Not sure about the other food, that's they only thing I've ever ordered there.


----------



## bum (25/9/13)

Beer Krout said:


> Which venue is this? I'm struggling to find craft beer venue in or around the CBD selling for $6 a pint. And I have looked.


If I'm drinking in the city it isn't because I'm chasing cheap beer. I can get that at home. Never once had a pint for $6 at Deja Vu, myself.



Beer Krout said:


> I'd wouldn't be happy if it was gone.


Same.


----------



## bum (11/10/13)

Just got home from Deja Vu and the music was better (and not quite as loud) and the place was the busiest I've seen it since the Biero days - coincidence? I don't get there as often as I'd like so it may not be the anomaly it appears to me.


----------



## Acasta (12/10/13)

The crowed has picked up a bit in the last month or so. They have a new manager but the beer has mostly remained the same.


----------



## hellbent (12/10/13)

That would do it for me too Bum, I just couldn't stand that shit! If they can't play decent music such as Patsy Cline or Marty Robbins  then just don't play any! It seriously pisses me off big time when you go into a shop and they have this loud head banging shit that has been selected by the 15 yr old sales assistant belting out! I have walked out of many a shop for that very reason. Bring back the days when music was music!


----------



## bum (12/10/13)

Haha. I'm not sure the change would have helped you much, in that case, Hellbent.

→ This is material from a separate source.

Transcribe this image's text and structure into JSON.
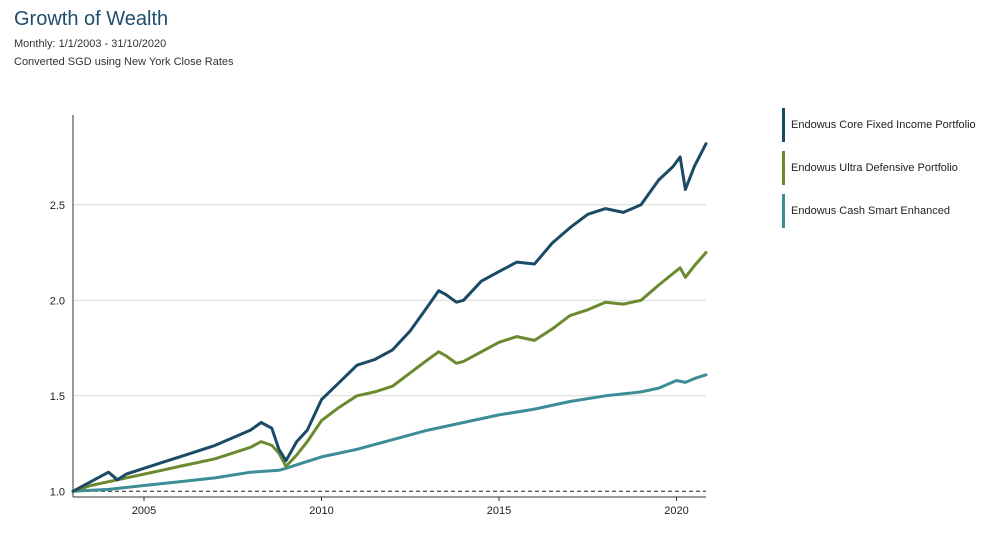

However, the atmos was noticeably different even though it was largely the same staff, same attitude to beers and same decore. I dunno. Maybe it is the change in the weather and daylight savings? Whose nose?


----------



## manticle (12/10/13)

It's not the choice of music so much as whether the staff who select it play it at a volume that is obviously for their benefit as opposed to that of the customer. Patsy Cline played at excruciating decibellage will make me want to drink elsewhere as much as 'young non musical head bangin' shit that's not as good as it was in the olden days'.

Everyone has different tastes - as soon as bar staff decide they know what mine should be, I'm outta there. Turn it the **** down and let me converse or go to a nightclub/concert/performance of my choice.


----------